There was only one survivor of Vandal's crew, Larry Gaines. At the time Gaines was too ill with earache to sail with the ship, and was replaced by a younger, less experienced crew member. For 60 years Gaines had blamed himself for the loss, as he believed his replacement had not secured the aft engine room hatch, one of Gaines' final checks before diving. Subsequent dives on the wreck revealed that the aft engine room hatch was closed, and this could not have been the cause of the sinking. Prior to this investigation, it was generally considered that human error in leaving a hatch open as the submarine dived had caused the loss. It was later proved that the submarine was on the surface and not diving when the accident occurred.

The ship was originally named HMS Unbridled. Before taking command of what was to be his first and last boat, skipper James Bridger assembled his crew on the jetty at Barrow, to inform them that she would henceforth be officially known as Vandal.

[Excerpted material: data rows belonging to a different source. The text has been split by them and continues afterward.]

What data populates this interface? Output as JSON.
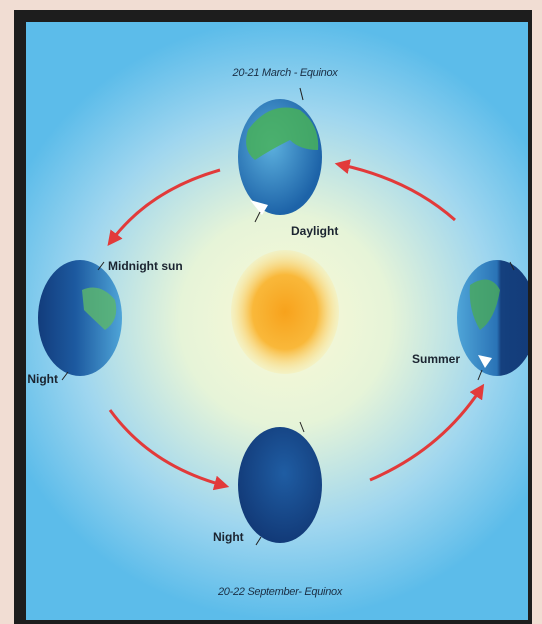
{
  "diagram": {
    "top_caption": "20-21 March - Equinox",
    "bottom_caption": "20-22 September- Equinox",
    "labels": {
      "daylight": "Daylight",
      "midnight_sun": "Midnight sun",
      "left_night": "Night",
      "summer": "Summer",
      "bottom_night": "Night"
    }
  }
}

This went against a long-held maritime tradition that to change the name of a ship risks bringing bad luck upon it and the crew.

==Tributes==

A memorial to those lost aboard HMS Vandal was erected beside the Caledonian MacBrayne ferry terminal at Lochranza Pier, Isle of Arran, by HM Submarines Old Comrades Association in 1997.

The wreck was one of those designated under the Protection of Military Remains Act 1986, which prohibits interference with the site by divers.